LGBT bullying can take a toll on the lives of a person. Children, who are perceived as a gay/lesbian/bisexual/transgender, are more likely to skip school. They are also likely to use drugs and engage in risk behaviors. Furthermore, they are more depressed and they more likely to think or attempt to commit suicide. The risks are the same for people who hide their sexual orientations.
But what can a community or school do?
Schools must develop a clear policy on LGBT bullying. It should be added to their overall bullying policies. With that in mind, it should encourage students to treat everyone equally and respect everyone’s sexuality.

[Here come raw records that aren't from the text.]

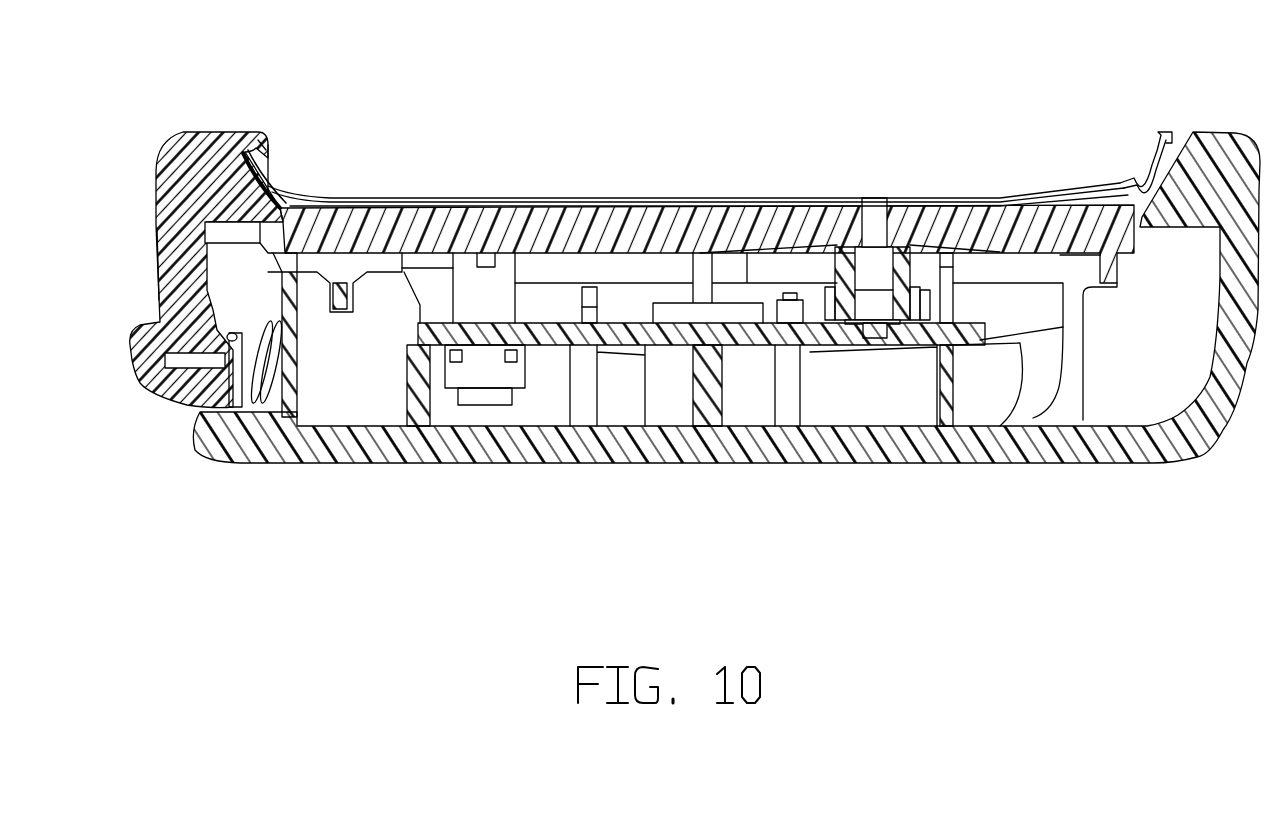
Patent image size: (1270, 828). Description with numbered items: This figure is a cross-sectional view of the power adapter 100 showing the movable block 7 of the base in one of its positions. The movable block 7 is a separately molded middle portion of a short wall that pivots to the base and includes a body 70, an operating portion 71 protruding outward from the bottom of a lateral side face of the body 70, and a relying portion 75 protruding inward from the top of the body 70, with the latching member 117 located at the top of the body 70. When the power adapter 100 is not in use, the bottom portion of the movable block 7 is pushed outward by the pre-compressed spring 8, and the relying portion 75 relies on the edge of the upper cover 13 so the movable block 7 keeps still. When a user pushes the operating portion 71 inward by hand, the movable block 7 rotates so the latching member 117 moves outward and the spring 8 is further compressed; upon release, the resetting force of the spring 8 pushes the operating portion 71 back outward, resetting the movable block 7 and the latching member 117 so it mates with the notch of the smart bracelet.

The power adapter 100 is at (703, 182).
The movable block 7 is at (175, 237).
The body 70 is at (182, 255).
The operating portion 71 is at (127, 337).
The latching member 117 is at (262, 137).
The relying portion 75 is at (303, 190).
The upper cover 13 is at (395, 199).
The spring 8 is at (284, 415).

In a survey, schools with clear policies on LGBT bullying reported having less severe harassment problems. They also said that their students feel safe at their school and they are less likely to skip class.
Communities with anti-bullying policies must consider making it clear that when someone bullies a person based on sexual orientation, he/she will be reprimanded, worse, expelled.
Schools and communities should also consider training their staff and volunteers on how to prevent or intervene when someone is harassed because of his or her sexual orientation.
Schools can also create safe and supportive environments for kids and youth who belong to the LGBT community. They could start building a Gay-Straight organization or alliance. This kind of organization will assist them in reducing the stresses and hazards for this youth.
Adults must also consider discussing issues about LGBT bullying with youth. Unfortunately, some parents convey an attitude of indifference. As a result, they avoid the subject. Sometimes, their silence would mean that they accept LGBT bullying.
When a child reveals of having a same-sex attraction or relationship, it is a chance for the school professional to inform and help the child by providing him/her resources on how to deal with it. It is also an opportunity for the adults to assist them in overcoming the tensions.
LGBT youth and other people who are perceived as a lesbian or gay, are teased and bullied by their own peers. Educators and parents can help them in coping with this abuse and make a difference in their lives.
Even though LGBT bullying is increasing, the positive responses to actively prevent it are also increasing. It is possible through the various partnerships of several organizations to counter this type of bullying.